Poverty, Government Policy, Community Engagement

The Politics of Health Promotion

~Written by Karen Hicks, Senior Health Promotion Strategist (Contact: karen@hauora.co.nz)

As an individual with over twenty years’ experience in the health sector in clinical, managerial and health promotion roles, I am passionate about the role of health promotion as an approach to reduce health inequities.

In addressing health inequities, health promotion is very political, as people’s health is influenced by the resources and opportunities available to them.  As health promoters we need to question who is responsible for such resource allocation, how are allocation decisions made, and who has the power to allocate these resources?

As health promoters we witness how the approach of health promotion is increasingly affected by neoliberalism, where neoliberal governments promote minimal government interaction with a person’s freedom to choose.  The result is that some communities experience victim blaming when ‘choosing’ unhealthy health behaviours and the government’s health outcome graphs don’t improve. Such communities are identified as failing and accountable for their ill health and poor lifestyle choices.  

Effective health promotion places people and communities at the centre, working with communities to find their own solutions in influencing the determinants of their health and wellbeing. As health promoters we have declarations and reports such as the Ottawa Charter for Health Promotion and the WHO Commission on Social Determinants of Health that identify best practice health promotion.

The WHO “Closing the gap in a generation, health equity through action on the social determinants of health” report clearly identifies that:

"..inequities in health, avoidable health inequalities, arise because of the circumstances in which people grow, live, work, and age, and the systems put in place to deal with illness. The conditions in which people live and die are, in turn, shaped by political, social, and economic forces."

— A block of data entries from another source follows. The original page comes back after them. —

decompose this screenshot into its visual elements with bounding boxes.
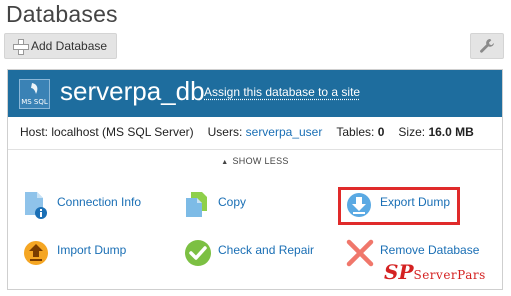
plus-icon	[13, 39, 29, 55]
check-and-repair-label: Check and Repair	[218, 243, 315, 257]
database-info-row: Host: localhost (MS SQL Server) Users: s…	[20, 125, 474, 139]
connection-info-icon	[22, 190, 52, 220]
ms-sql-icon: MS SQL	[19, 79, 50, 109]
caret-up-icon: ▲	[221, 159, 229, 166]
host-label: Host:	[20, 125, 49, 139]
copy-icon	[183, 190, 213, 220]
database-card-header: MS SQL serverpa_db Assign this database …	[8, 70, 502, 117]
connection-info-action[interactable]: Connection Info	[22, 190, 141, 220]
copy-label: Copy	[218, 195, 247, 209]
add-database-label: Add Database	[31, 39, 108, 53]
show-less-toggle[interactable]: ▲ SHOW LESS	[8, 156, 502, 166]
remove-database-label: Remove Database	[380, 243, 480, 257]
import-dump-label: Import Dump	[57, 243, 127, 257]
users-link[interactable]: serverpa_user	[246, 125, 323, 139]
watermark-mark: SP	[384, 260, 414, 284]
serverpars-watermark: SPServerPars	[384, 260, 486, 284]
tables-label: Tables:	[336, 125, 375, 139]
database-card: MS SQL serverpa_db Assign this database …	[7, 69, 503, 290]
add-database-button[interactable]: Add Database	[4, 33, 117, 59]
remove-x-icon	[345, 238, 375, 268]
size-value: 16.0 MB	[428, 125, 474, 139]
settings-wrench-button[interactable]	[470, 33, 504, 59]
check-icon	[183, 238, 213, 268]
page-title: Databases	[6, 1, 118, 27]
tables-value: 0	[377, 125, 385, 139]
divider	[8, 149, 502, 150]
watermark-name: ServerPars	[413, 268, 486, 282]
ms-sql-icon-label: MS SQL	[21, 98, 48, 106]
database-name: serverpa_db	[60, 76, 205, 106]
check-and-repair-action[interactable]: Check and Repair	[183, 238, 314, 268]
export-dump-highlight-box	[338, 187, 460, 225]
assign-to-site-link[interactable]: Assign this database to a site	[204, 85, 360, 99]
import-dump-action[interactable]: Import Dump	[22, 238, 126, 268]
show-less-label: SHOW LESS	[232, 156, 289, 166]
size-label: Size:	[398, 125, 426, 139]
copy-action[interactable]: Copy	[183, 190, 246, 220]
import-dump-icon	[22, 238, 52, 268]
host-value: localhost (MS SQL Server)	[51, 125, 194, 139]
connection-info-label: Connection Info	[57, 195, 142, 209]
users-label: Users:	[207, 125, 243, 139]
wrench-icon	[480, 39, 494, 53]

So while we know that empowering communities and addressing the social determinants of health is the best health promotion approach, why do governments continue to provide contracts that focus on individual behaviour change? 

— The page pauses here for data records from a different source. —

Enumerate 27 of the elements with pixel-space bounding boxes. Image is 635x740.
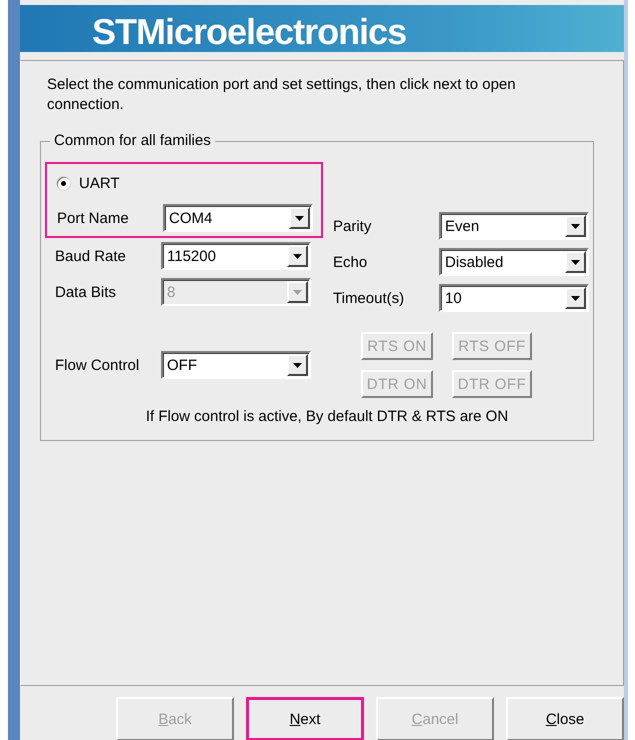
field-label: Echo xyxy=(333,254,368,270)
instruction-text: Select the communication port and set settings, then click next to open connection. xyxy=(47,75,517,115)
wizard-button[interactable]: Next xyxy=(246,697,364,740)
caret-icon xyxy=(295,216,304,220)
caret-icon xyxy=(293,362,302,368)
dropdown-field[interactable]: 115200 xyxy=(161,242,311,270)
field-label: Data Bits xyxy=(55,284,117,300)
field-label: Port Name xyxy=(57,210,130,226)
field-label: Flow Control xyxy=(55,356,140,374)
caret-icon xyxy=(293,290,302,294)
caret-icon xyxy=(571,260,580,264)
radio-label[interactable]: UART xyxy=(79,174,120,192)
radio-button[interactable] xyxy=(57,176,70,190)
field-label: Parity xyxy=(333,218,372,234)
dropdown-field[interactable]: Even xyxy=(439,212,589,240)
wizard-button[interactable]: Close xyxy=(506,697,624,740)
caret-icon xyxy=(571,296,580,300)
dropdown-field[interactable]: Disabled xyxy=(439,248,589,276)
dropdown-field[interactable]: OFF xyxy=(161,351,311,379)
caret-icon xyxy=(293,254,302,258)
caret-icon xyxy=(571,224,580,228)
logo-text: STMicroelectronics xyxy=(92,12,406,52)
dropdown-field[interactable]: 10 xyxy=(439,284,589,312)
field-label: Timeout(s) xyxy=(333,290,406,306)
dropdown-field[interactable]: COM4 xyxy=(163,204,313,232)
note-text: If Flow control is active, By default DTR & RTS are ON xyxy=(144,408,510,425)
field-label: Baud Rate xyxy=(55,248,127,264)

  • Offering contracts with behavior related outcomes are easy to measure e.g. how many individuals attended the health day, how many individuals have lost weight or become smoke-free. While these outcomes are laudable we know that such health outcomes and behaviour change are often unsustainable if a person’s environmental, socioeconomic and cultural settings also do not change. 
  • Short term contracts focusing on behaviour change also fit neatly into electoral terms so governments have something to report against in the hope of being re- elected for such commendable work.
  • Committing to long term planned outcomes in partnership with the community to address the social determinants of health takes time and does not generate the same media coverage as purchasing hospital beds or employing doctors.
  • Focusing on personal responsibility also means that governments can continue their relationships with large multinational companies such as the food industry, relationships that could be put under strain if healthy eating legislation was put in place.

What can we do?

  • As health promoters wishing to address health inequities and improve the health and wellbeing of our communities we must communicate that health inequity is a moral and justice issue, and the role of governments in addressing these.
  • We need to communicate with and involve our communities in addressing the social determinants of health that continue to influence their health and well-being.
  • We need to strengthen the capacity of the health promotion workforce ensuring they understand their vital role in improving health locally, regionally and globally.

As health promoters we have a role in providing evidence on best health promotion practice to strengthen the value of health promotion in the wider public health field and to clarity its role and ability to respond to global health challenges.